Ultimately, I wish there was a playbook for these things, but each crisis brings its own complexity and the goal is authentic communication, not to be a news pundit, riffing on the topic of the day.
That being said, here are some of the guidelines I’ve been following around crisis communications:
How are the staff or the communities in which they work experiencing this? News coverage can give you the facts of the crisis as they develop, but won’t tell you about the impact on the folks you’re writing to/on behalf of. Check in with the team and check your assumptions.
Are we the right organization to say something, or can we throw our influence behind a leader or org better suited to share perspective?
Does the organization have a diversity, equity, inclusion philosophy that you can point back to? If the crisis involves identity (and it almost always will), it’s not an isolated incident.
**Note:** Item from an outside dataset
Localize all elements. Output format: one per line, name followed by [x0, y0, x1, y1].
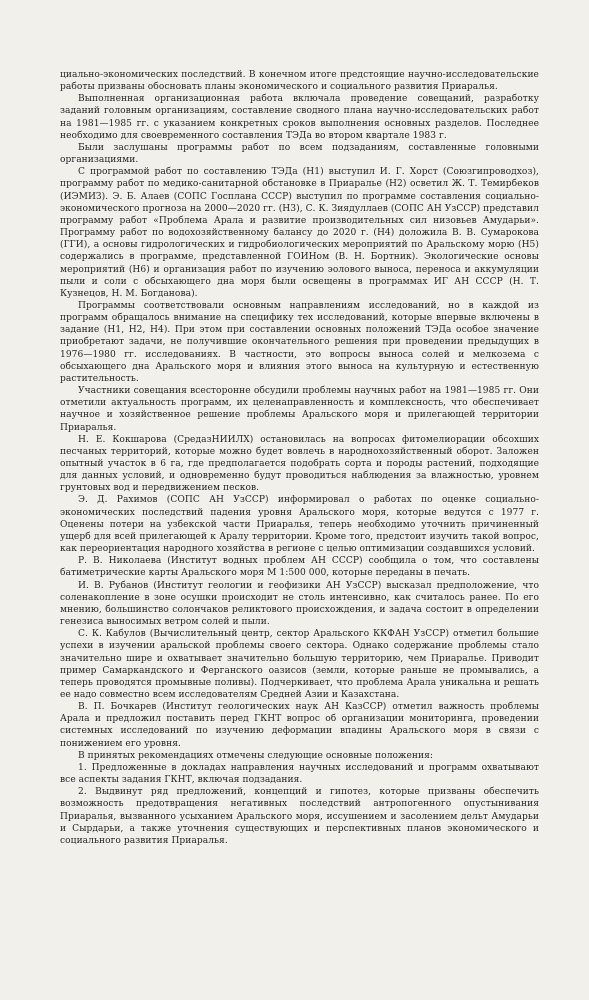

Making sure the org’s values are known and communicated, and then pointing back to these guiding principles when new evidence is uncovered, helps assert the org’s stance.
What is the organization’s unique perspective in relation to this crisis? Did it happen in the community where they live/work? Is it related to their mission? Do they have something to offer in the way of resources, programs, or a platform that can direct people to educate themselves or contribute? Having answers to these things can help determine the content of your statement.
What else needs to happen beyond the statement? Working with leadership to identify ways they might want to respond (processing time with staff, examining their policies around XYZ, creating affinity spaces for specific communities) makes it more likely that the org can appropriately offer support to their staff and that the statement isn’t just aspirational.
We’re all learning how to do this. There will be times where we miss the mark, where we stayed silent when we should have spoken up. When we respond with fire in the moment but don’t follow through, but the point is to continue to evaluate where we can use our words to speak truth to power. As the late RBG so eloquently put it, “Dissents speak to a future age. It's not simply to say, '[This is] wrong and I would do it this way.' But the greatest dissents do become court opinions and gradually over time their views become the dominant view. So that's the dissenter's hope: that they are writing not for today, but for tomorrow."